RECOMMENDATIONS FOR ACTION
Consensus was reached on the following recommendations, many of which are addressed specifically to the Special Programme. The essence of the recommendations has been preserved here, but they have been condensed and expressed in a broadly applicable form. In this form they are addressed to all agencies that undertake and/or fund research on fertility regulation methods, method introduction, and service delivery.
- Ensure that women's health advocates are incorporated into policy and programmatic activities.
- Promote national and regional exchanges between scientists and women's groups, in order to help the scientific community, international agencies and national governments to incorporate women's perspectives into their health and family planning priorities.
- Convene special meetings for scientists and women's health advocates, along the lines of this meeting, to discuss key topics, including:
- the development of new methods;
- the development of contraceptive vaccines;
- the use and further development of barrier methods;
- induced abortion.
- Involve women, and include women's perspectives, in the identification of research needs and priorities and in the implementation of research on reproductive health at country and regional levels.
Research
- Revise technical, methodological, and ethical guidelines for research, in line with women's perspectives and experiences; promote widespread awareness of these guidelines; and foster their implementation at the country level.
- Promote the institutionalization of ethics committees at country level, with the participation of women's health advocates.

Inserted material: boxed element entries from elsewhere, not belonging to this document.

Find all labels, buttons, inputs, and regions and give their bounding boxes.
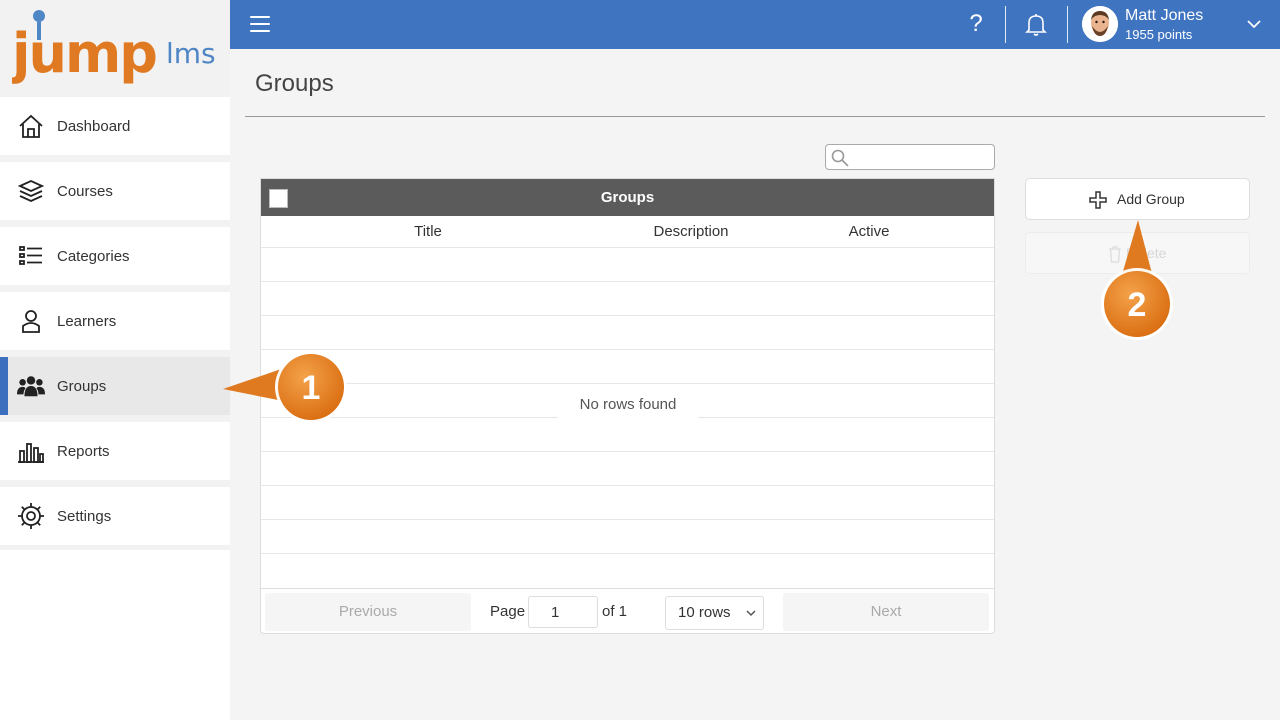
page-title: Groups bbox=[255, 70, 334, 97]
pagination: Previous Page of 1 10 rows Next bbox=[261, 588, 994, 633]
sidebar-item-dashboard[interactable]: Dashboard bbox=[0, 97, 230, 155]
divider bbox=[1067, 6, 1068, 43]
sidebar: jump lms Dashboard Courses Categories Le… bbox=[0, 0, 230, 720]
bell-icon[interactable] bbox=[1025, 12, 1047, 36]
empty-message: No rows found bbox=[558, 384, 698, 426]
page-number-input[interactable] bbox=[528, 596, 598, 628]
book-stack-icon bbox=[17, 177, 45, 205]
row-divider bbox=[261, 281, 994, 282]
row-divider bbox=[261, 553, 994, 554]
avatar[interactable] bbox=[1082, 6, 1118, 42]
callout-1: 1 bbox=[223, 351, 347, 423]
sidebar-item-reports[interactable]: Reports bbox=[0, 422, 230, 480]
grid-header: Groups bbox=[261, 179, 994, 216]
sidebar-item-label: Courses bbox=[57, 182, 113, 200]
row-divider bbox=[261, 451, 994, 452]
search-field[interactable] bbox=[825, 144, 995, 170]
callout-2: 2 bbox=[1101, 220, 1173, 340]
previous-button[interactable]: Previous bbox=[265, 593, 471, 631]
chevron-down-icon bbox=[746, 610, 756, 617]
home-icon bbox=[17, 112, 45, 140]
person-icon bbox=[17, 307, 45, 335]
divider bbox=[245, 116, 1265, 117]
bar-chart-icon bbox=[17, 437, 45, 465]
list-icon bbox=[17, 242, 45, 270]
sidebar-item-label: Groups bbox=[57, 377, 107, 395]
plus-icon bbox=[1089, 191, 1107, 209]
column-header-description[interactable]: Description bbox=[591, 216, 791, 248]
search-input[interactable] bbox=[852, 147, 990, 167]
sidebar-item-categories[interactable]: Categories bbox=[0, 227, 230, 285]
column-header-active[interactable]: Active bbox=[821, 216, 917, 248]
row-divider bbox=[261, 349, 994, 350]
add-group-button[interactable]: Add Group bbox=[1025, 178, 1250, 220]
user-points: 1955 points bbox=[1125, 27, 1193, 42]
divider bbox=[1005, 6, 1006, 43]
top-bar: ? Matt Jones 1955 points bbox=[230, 0, 1280, 49]
sidebar-item-groups[interactable]: Groups bbox=[0, 357, 230, 415]
chevron-down-icon[interactable] bbox=[1245, 15, 1263, 33]
sidebar-item-label: Reports bbox=[57, 442, 110, 460]
column-header-title[interactable]: Title bbox=[321, 216, 535, 248]
page-label: Page bbox=[490, 603, 526, 620]
row-divider bbox=[261, 519, 994, 520]
svg-text:2: 2 bbox=[1128, 286, 1147, 324]
search-icon bbox=[831, 149, 849, 167]
svg-text:1: 1 bbox=[302, 369, 321, 407]
row-divider bbox=[261, 315, 994, 316]
gear-icon bbox=[17, 502, 45, 530]
add-group-label: Add Group bbox=[1117, 191, 1185, 207]
row-divider bbox=[261, 485, 994, 486]
sidebar-item-learners[interactable]: Learners bbox=[0, 292, 230, 350]
user-name[interactable]: Matt Jones bbox=[1125, 7, 1203, 25]
rows-per-page-select[interactable]: 10 rows bbox=[665, 596, 764, 630]
help-icon[interactable]: ? bbox=[964, 10, 988, 38]
group-icon bbox=[17, 372, 45, 400]
groups-grid: Groups Title Description Active No rows … bbox=[260, 178, 995, 634]
page-count-label: of 1 bbox=[602, 603, 628, 620]
jumplms-logo: jump lms bbox=[12, 10, 216, 85]
row-divider bbox=[261, 247, 994, 248]
sidebar-item-label: Settings bbox=[57, 507, 112, 525]
svg-text:lms: lms bbox=[166, 37, 216, 70]
sidebar-item-courses[interactable]: Courses bbox=[0, 162, 230, 220]
grid-title: Groups bbox=[600, 189, 655, 206]
svg-text:jump: jump bbox=[12, 22, 156, 85]
sidebar-filler bbox=[0, 550, 230, 720]
sidebar-item-label: Learners bbox=[57, 312, 117, 330]
next-button[interactable]: Next bbox=[783, 593, 989, 631]
menu-icon[interactable] bbox=[250, 16, 270, 32]
rows-per-page-value: 10 rows bbox=[678, 604, 731, 621]
sidebar-item-label: Dashboard bbox=[57, 117, 131, 135]
sidebar-item-settings[interactable]: Settings bbox=[0, 487, 230, 545]
sidebar-item-label: Categories bbox=[57, 247, 130, 265]
select-all-checkbox[interactable] bbox=[269, 189, 288, 208]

- Establish minimum standards for the quality of care in clinical and introductory trials, and mechanisms for promoting and monitoring quality of care.
- Discuss and revise, incorporating women's perspectives, the definitions of and relative weight to be assigned to safety, efficacy, afford ability and acceptability in selecting and introducing fertility regulation methods.
- Encourage the formation of multidisciplinary research teams which include women's health advocates, and the use of participatory research methods at national, regional, and international levels.
Support research on:
- women's and men's views on and experiences with existing methods, and the attributes they most like or dislike;
- the comparative effects on women's health of fertility regulation methods, with attention to both pregnancy prevention and pregnancy termination;
- the use-effectiveness and acceptability of the withdrawal method;
- the safety and appropriateness of RU486 compared to surgical or vacuum aspiration abortion;
- the balance among safety, efficacy, afford ability and acceptability for particular methods, in relation to other methods, in particular settings.
Training
- Promote training in reproductive health issues including family planning, in medical, midwifery and nursing schools and other key institutions. Such training should pay attention to women's perspectives and to the "human" as well as technical dimensions of fertility regulation and reproductive health.
- Increase the number of women scientists; incorporate women's perspectives into scientific curricula and programmes; and train women's health advocates to participate in research on fertility regulation.
Introduction of fertility regulation methods
- Encourage the introduction of safer, more user-controlled methods.
- Involve women's health advocates in all phases of introductory trials including design, provider training, management, implementation, monitoring and evaluation.
- Review approaches to method introduction to encourage use of integrated health services, other aspects of quality of care, and more participatory approaches.
- Develop criteria and methods to evaluate the settings into which particular fertility regulation methods might be introduced, including the characteristics of health care infrastructure, the recurring costs of providing the method on a national scale, the quality and quantity of existing family planning services, and the status and roles of women.
- Encourage governments to do everything possible to prevent and eliminate unsafe abortion.
Information dissemination
- Disseminate results of research as widely as possible, in particular to women's health advocates and women's groups worldwide, in appropriate languages.
- Support existing women's health advocacy networks and publications, and promote dissemination of their information widely among the scientific community.